To Joseph Fay
Philadelphia Jan. 27. 1793
I have not for a long time been so much mortified as on calling at your lodgings to-day, for the third time, to be told you had left town. The first and second time of my calling, you were gone out, as I unfortunately happened to be when you were so good as to call on me. The constant confinement to which my office holds me prevented my repeating my early efforts to have the pleasure of seeing you, but I should have broke through this had I not been told you would not leave town till the middle or end of the ensuing week, and I called this day to propose your meeting with Mr. Madison and some other1 friends at dinner with me.

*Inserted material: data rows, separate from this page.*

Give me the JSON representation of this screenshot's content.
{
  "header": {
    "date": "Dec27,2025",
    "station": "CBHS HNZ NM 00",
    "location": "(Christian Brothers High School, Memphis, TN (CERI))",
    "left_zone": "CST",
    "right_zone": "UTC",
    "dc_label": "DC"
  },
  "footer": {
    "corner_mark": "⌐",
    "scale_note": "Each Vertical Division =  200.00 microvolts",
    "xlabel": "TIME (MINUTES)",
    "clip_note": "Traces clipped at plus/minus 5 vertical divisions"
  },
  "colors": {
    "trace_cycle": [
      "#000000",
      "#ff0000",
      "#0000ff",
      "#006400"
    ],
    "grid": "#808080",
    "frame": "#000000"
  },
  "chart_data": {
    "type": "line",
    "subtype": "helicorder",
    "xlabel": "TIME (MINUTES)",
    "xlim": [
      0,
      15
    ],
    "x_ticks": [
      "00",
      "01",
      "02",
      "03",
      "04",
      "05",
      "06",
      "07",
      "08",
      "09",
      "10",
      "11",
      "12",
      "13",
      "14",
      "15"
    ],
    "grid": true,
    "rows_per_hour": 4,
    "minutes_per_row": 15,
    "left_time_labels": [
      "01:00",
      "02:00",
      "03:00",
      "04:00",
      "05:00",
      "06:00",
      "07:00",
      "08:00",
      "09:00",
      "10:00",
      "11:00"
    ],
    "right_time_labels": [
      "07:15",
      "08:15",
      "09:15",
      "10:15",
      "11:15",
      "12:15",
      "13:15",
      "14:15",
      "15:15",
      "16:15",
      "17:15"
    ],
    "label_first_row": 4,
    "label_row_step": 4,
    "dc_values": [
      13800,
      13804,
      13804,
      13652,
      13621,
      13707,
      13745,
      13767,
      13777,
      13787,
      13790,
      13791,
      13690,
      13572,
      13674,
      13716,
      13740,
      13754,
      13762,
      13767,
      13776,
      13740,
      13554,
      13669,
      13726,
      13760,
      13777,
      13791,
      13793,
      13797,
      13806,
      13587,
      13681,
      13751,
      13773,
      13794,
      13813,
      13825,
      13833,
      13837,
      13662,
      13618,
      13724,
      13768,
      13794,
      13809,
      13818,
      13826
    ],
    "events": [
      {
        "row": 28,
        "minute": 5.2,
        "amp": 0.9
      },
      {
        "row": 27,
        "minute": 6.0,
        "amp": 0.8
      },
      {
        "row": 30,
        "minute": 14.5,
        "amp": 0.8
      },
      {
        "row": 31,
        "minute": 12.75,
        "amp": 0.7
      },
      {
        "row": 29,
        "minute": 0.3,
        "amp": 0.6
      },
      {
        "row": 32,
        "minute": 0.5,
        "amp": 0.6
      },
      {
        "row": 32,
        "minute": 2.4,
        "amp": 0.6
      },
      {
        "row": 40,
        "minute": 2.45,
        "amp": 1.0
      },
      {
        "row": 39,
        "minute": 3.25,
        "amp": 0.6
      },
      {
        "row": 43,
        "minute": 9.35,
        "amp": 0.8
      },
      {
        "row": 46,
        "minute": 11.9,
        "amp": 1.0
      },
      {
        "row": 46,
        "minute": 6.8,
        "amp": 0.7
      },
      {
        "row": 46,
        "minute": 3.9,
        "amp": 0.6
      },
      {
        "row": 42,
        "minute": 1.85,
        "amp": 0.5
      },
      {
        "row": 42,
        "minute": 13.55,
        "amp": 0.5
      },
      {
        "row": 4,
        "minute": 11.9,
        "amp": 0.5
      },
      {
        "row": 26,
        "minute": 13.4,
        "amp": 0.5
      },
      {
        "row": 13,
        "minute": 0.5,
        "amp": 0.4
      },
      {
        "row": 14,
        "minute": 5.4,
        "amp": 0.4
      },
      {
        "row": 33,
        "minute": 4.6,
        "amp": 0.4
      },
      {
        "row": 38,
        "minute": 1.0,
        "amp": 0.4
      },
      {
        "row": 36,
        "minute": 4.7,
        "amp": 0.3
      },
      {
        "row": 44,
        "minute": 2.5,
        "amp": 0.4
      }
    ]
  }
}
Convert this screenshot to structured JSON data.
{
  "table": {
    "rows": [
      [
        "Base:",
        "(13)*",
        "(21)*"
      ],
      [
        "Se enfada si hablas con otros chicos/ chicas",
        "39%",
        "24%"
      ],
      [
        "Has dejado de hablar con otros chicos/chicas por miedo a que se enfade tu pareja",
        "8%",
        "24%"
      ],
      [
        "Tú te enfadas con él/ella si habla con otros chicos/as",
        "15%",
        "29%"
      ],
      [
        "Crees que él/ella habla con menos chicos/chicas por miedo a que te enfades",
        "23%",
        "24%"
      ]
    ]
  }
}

My feelings will not permit me to withold these expressions of my concern, and of my hope that you will not think me capable of neglecting a person of whose civilities I had been so sensible in passing thro’ his residence. I hoped that the acquaintance, which these civilities gave me the occasion of making, would not terminate with them, but that I might be permitted to cultivate and retain it: and tho’ we are far distant, and shall ere long be farther, permit me to assure you that I valued your attentions too much to consider them as merely transient and that I shall continue to cherish those sentiments of esteem and attachment with which I am Dear Sir your most obedt. & most humble servt
PrC (DLC); at foot of text: “Colo. Fay.” Tr (DLC); 19th-century copy.
1. Preceding six words interlined in place of “some.”